Since the jumper did nothing, I agree, the wire from the coil is good. Your issue is 1) in the connection point or connectors adjoined to it, 2) ignition condenser, 3) wire to the actual points, or 4) in the points themselves. 

Hints...

• In the old days, shoddy mechanics hated installing that long points wire up through the black tube. So they would cut that wire on the old and new set of points. Connect the 2 wires together, and hide the new connection up inside the black rubber tube. A shoddy connection may have failed. You'll need to pull the points wire completely out of the black tube and inspect. Do not accept any joints or crimps on this wire. Only the way it left the factory is good enough. 

• If a worker is not careful, it is easy to pinch the 3 yellow alternator wires and/or the points wire between the cover and engine during cover installation. (Don't ask me how I know this.) Getting any of those wires pinched can cut the conductors inside the insulation. Closely inspect for strangely flattened areas on all ignition wires inside the front cover. 

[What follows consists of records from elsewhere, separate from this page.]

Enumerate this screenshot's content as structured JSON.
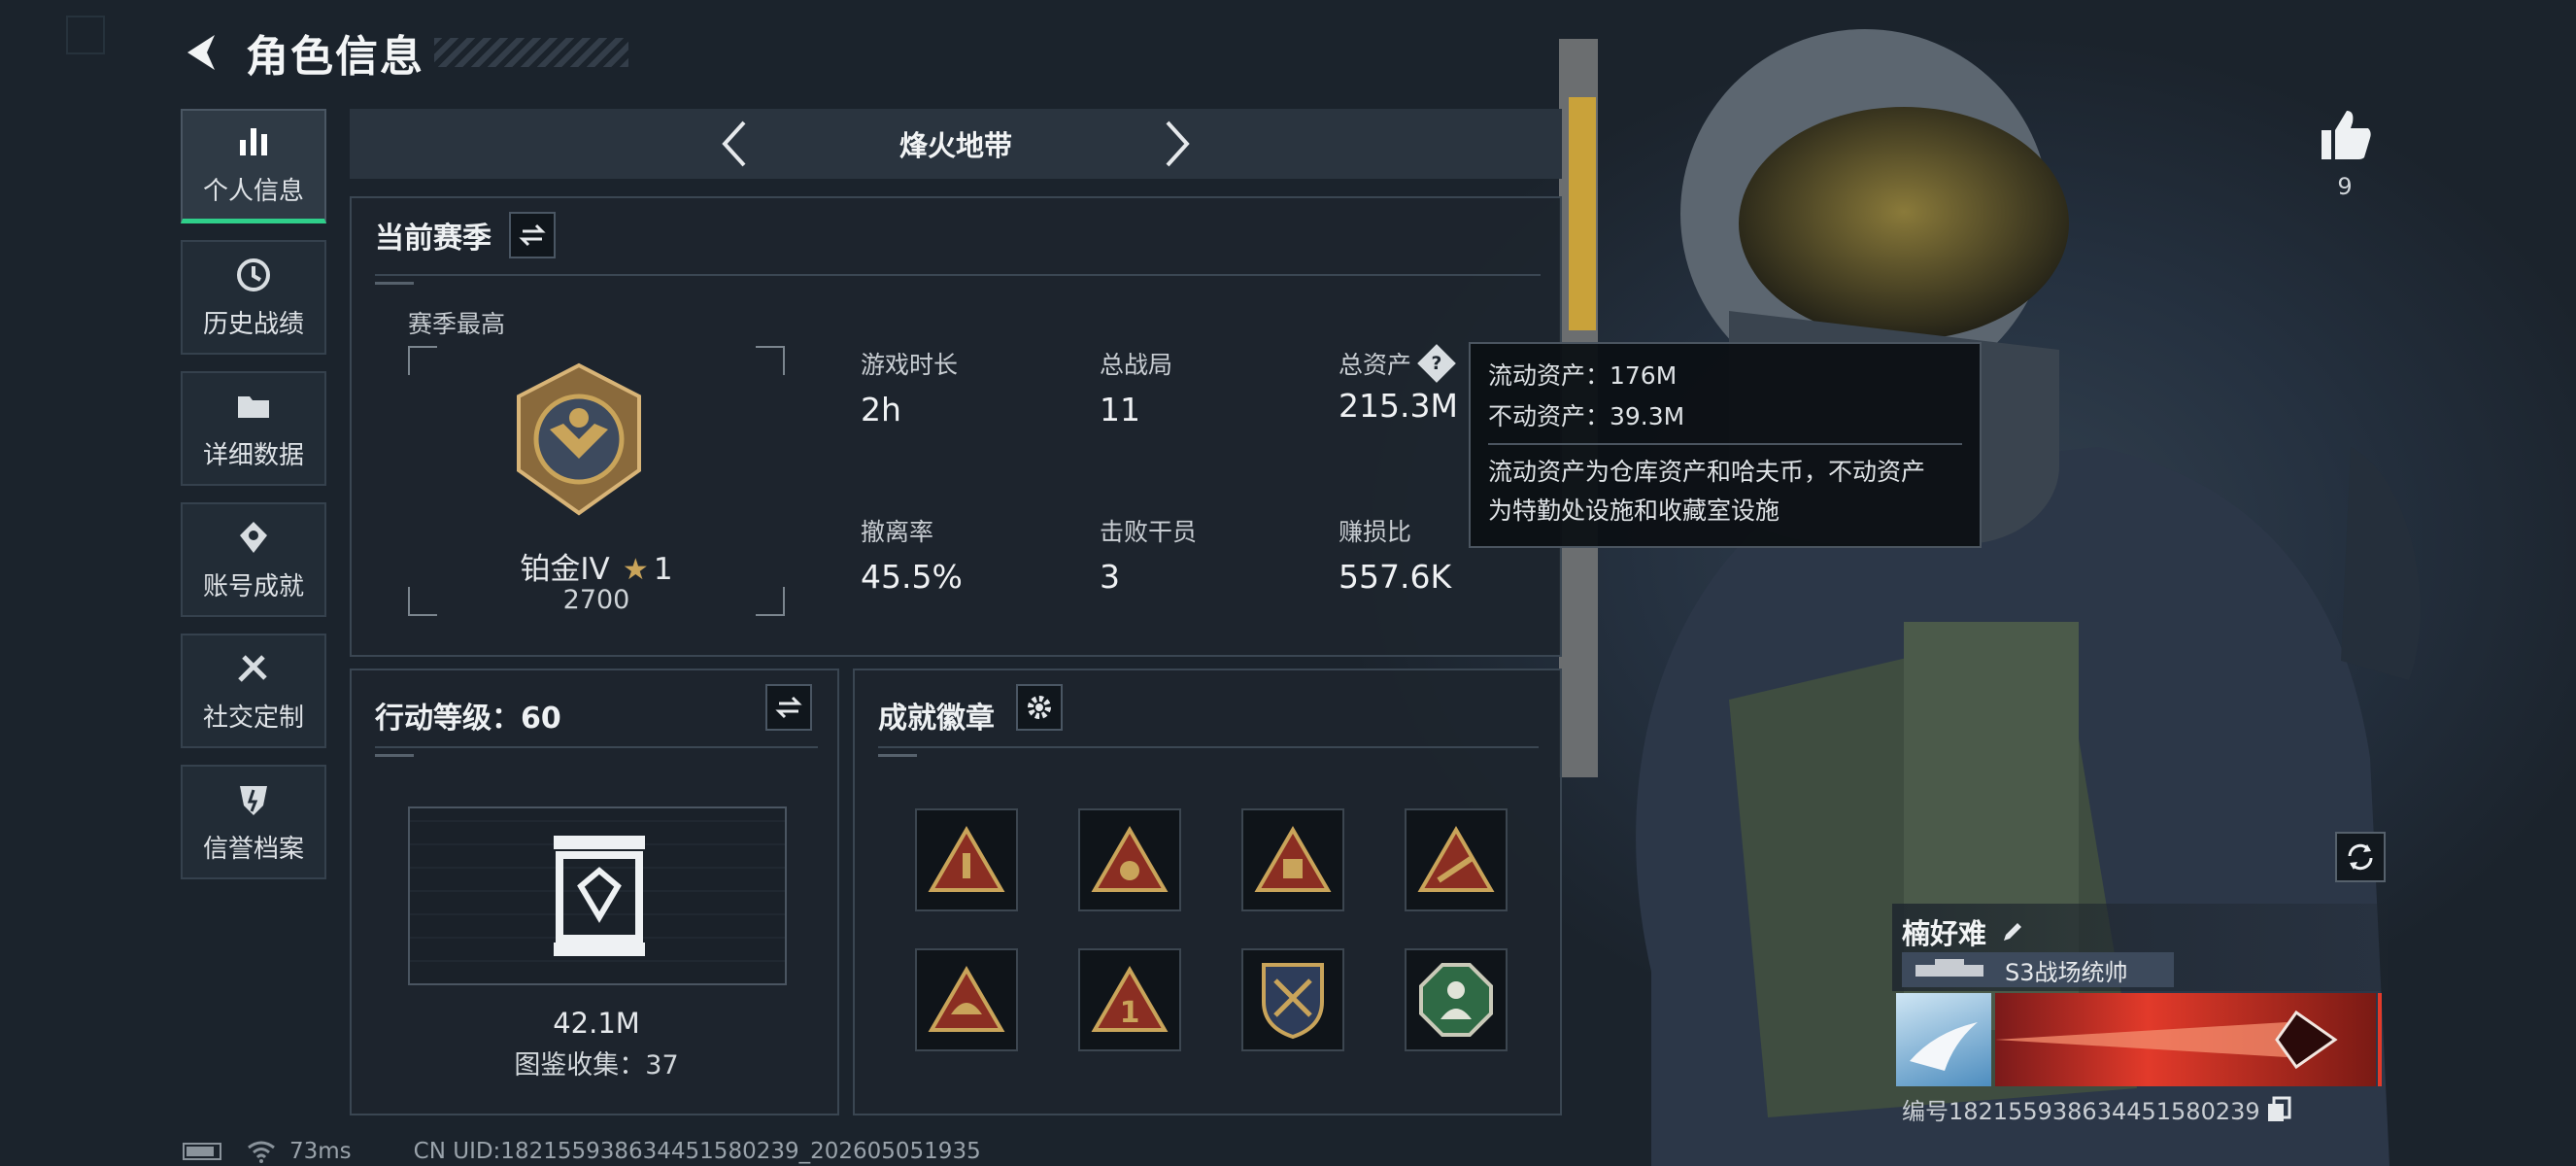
{
  "header": {
    "title": "角色信息"
  },
  "sidebar": {
    "items": [
      {
        "label": "个人信息",
        "icon": "bar-chart-icon"
      },
      {
        "label": "历史战绩",
        "icon": "history-icon"
      },
      {
        "label": "详细数据",
        "icon": "folder-icon"
      },
      {
        "label": "账号成就",
        "icon": "achievement-icon"
      },
      {
        "label": "社交定制",
        "icon": "tools-icon"
      },
      {
        "label": "信誉档案",
        "icon": "shield-icon"
      }
    ]
  },
  "mode": {
    "title": "烽火地带"
  },
  "season": {
    "heading": "当前赛季",
    "best_label": "赛季最高",
    "rank_name": "铂金IV",
    "rank_stars": "1",
    "rank_points": "2700",
    "stats": [
      {
        "label": "游戏时长",
        "value": "2h"
      },
      {
        "label": "总战局",
        "value": "11"
      },
      {
        "label": "总资产",
        "value": "215.3M"
      },
      {
        "label": "撤离率",
        "value": "45.5%"
      },
      {
        "label": "击败干员",
        "value": "3"
      },
      {
        "label": "赚损比",
        "value": "557.6K"
      }
    ]
  },
  "tooltip": {
    "liquid": "流动资产：176M",
    "fixed": "不动资产：39.3M",
    "desc1": "流动资产为仓库资产和哈夫币，不动资产",
    "desc2": "为特勤处设施和收藏室设施"
  },
  "action_level": {
    "heading": "行动等级：60",
    "value": "42.1M",
    "collection": "图鉴收集：37"
  },
  "badges": {
    "heading": "成就徽章"
  },
  "player": {
    "likes": "9",
    "name": "楠好难",
    "title_badge": "S3战场统帅",
    "id": "编号1821559386344515802​39"
  },
  "status": {
    "ping": "73ms",
    "uid": "CN UID:182155938634451580239_202605051935"
  },
  "colors": {
    "accent": "#2fcf8a",
    "gold": "#c9a45a",
    "panel": "#1d252e"
  }
}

Think Deeply for one moment about how the points work electrically. They are a simple electrical switch.

- One contact (the moving contact) is connected to the points wire and usually the spring. (And nothing else.)

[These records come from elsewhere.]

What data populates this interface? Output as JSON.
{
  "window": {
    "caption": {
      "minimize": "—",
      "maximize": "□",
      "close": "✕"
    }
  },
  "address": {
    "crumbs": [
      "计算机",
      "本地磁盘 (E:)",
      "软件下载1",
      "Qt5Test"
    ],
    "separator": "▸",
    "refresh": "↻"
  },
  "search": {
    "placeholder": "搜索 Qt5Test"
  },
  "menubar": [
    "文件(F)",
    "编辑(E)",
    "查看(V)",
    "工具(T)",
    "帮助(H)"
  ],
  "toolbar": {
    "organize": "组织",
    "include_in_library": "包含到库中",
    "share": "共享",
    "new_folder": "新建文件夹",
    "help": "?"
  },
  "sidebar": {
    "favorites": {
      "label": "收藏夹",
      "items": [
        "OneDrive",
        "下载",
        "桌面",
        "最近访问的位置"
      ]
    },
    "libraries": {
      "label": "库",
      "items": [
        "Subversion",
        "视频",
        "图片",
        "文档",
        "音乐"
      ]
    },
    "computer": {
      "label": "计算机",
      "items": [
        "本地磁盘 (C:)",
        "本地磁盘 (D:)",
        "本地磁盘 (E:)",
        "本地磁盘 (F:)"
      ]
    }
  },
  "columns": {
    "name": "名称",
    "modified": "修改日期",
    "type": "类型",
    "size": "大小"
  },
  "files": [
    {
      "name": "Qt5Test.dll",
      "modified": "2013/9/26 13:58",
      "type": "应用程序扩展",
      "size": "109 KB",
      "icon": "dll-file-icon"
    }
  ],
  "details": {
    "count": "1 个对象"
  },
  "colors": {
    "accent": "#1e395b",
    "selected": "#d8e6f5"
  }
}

- The opposite contact (the fixed contact) is physically mounted to and thus electrically connected to the aluminum engine block. (And nothing else.)

Put an insulator (paper, plastic, cardboard) between the contact faces and disconnect the points wire at the "connection point". Then verify those facts with an Ohm meter. That test consists of 4 readings. 1) Moving contact connected to points wire, 2) but not the engine block. 3) Fixed contact connected to the engine block, 4) but not the points wire.

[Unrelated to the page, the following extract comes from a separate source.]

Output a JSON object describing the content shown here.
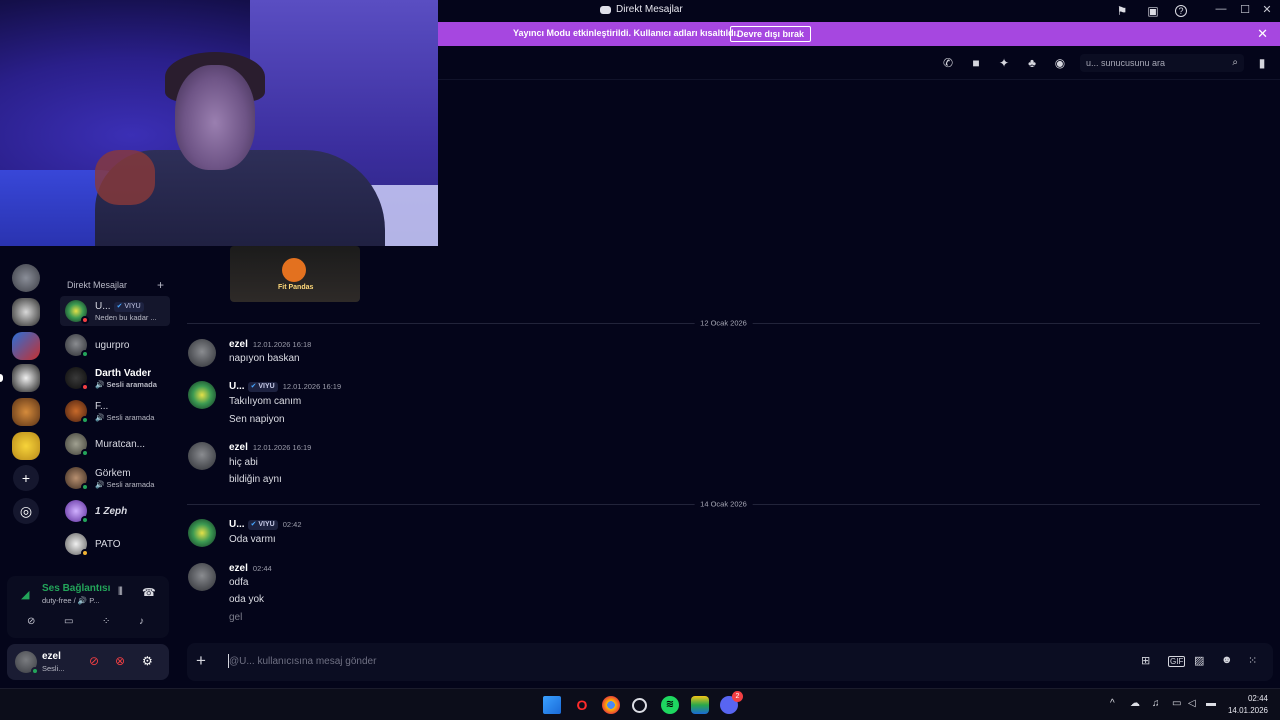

See... https://imgur.com/pov6iw9

Some brands of points have a tiny screw at the end of the spring, which attaches the moving contact arm and spring securely to the fixed side of the points set. BUT, there is a stack of important insulators to keep the spring from electrically contacting the fixed portion of the points set. Some intellectual Neanderthals will leave one of these insulators out, or stack them in the incorrect order. Your Ohm reading will tell you this, and disassembly of the stack-up will reveal the reason why it may be happening. 

See... https://imgur.com/mJaLKFl

Like I said... It's very simple and it's right in front of your eyes. 

Hope this helps.

Owning an old Airhead is easy.
Keeping an old Airhead running great is the true test.

 
Posted : 09/21/2020 10:48
Dan Schroeder
(@dschroeder)
Posts: 9
Active Member
Topic starter
 

The points wire looks a little worn and is pinched in one spot, so that's definitely getting replaced even though it had continuity when tested. However, after the complete removal and reinstallation of the points and condenser I noticed that the points arced (as they would when putting a screwdriver between the arms) when I accidentally touched them with the lead of a multimeter as I was testing to see how insulated the stationary plate was. I gapped them again and the plugs spark now.

I don't know why they didn't arc like this days ago (before I removed them) when I was doing the tests with the screwdriver. My best guess would be that the points wire doesn't always have continuity since its worn and pinched. After replacement it seems like it should work reliably, as there is nothing else that seems to be working out of order.

Thanks again for the help. I appreciate it

 
Posted : 09/21/2020 13:13
Richard W
(@wobbly)
Posts: 2545
Member
 

Good results. Congratulations.

Owning an old Airhead is easy.
Keeping an old Airhead running great is the true test.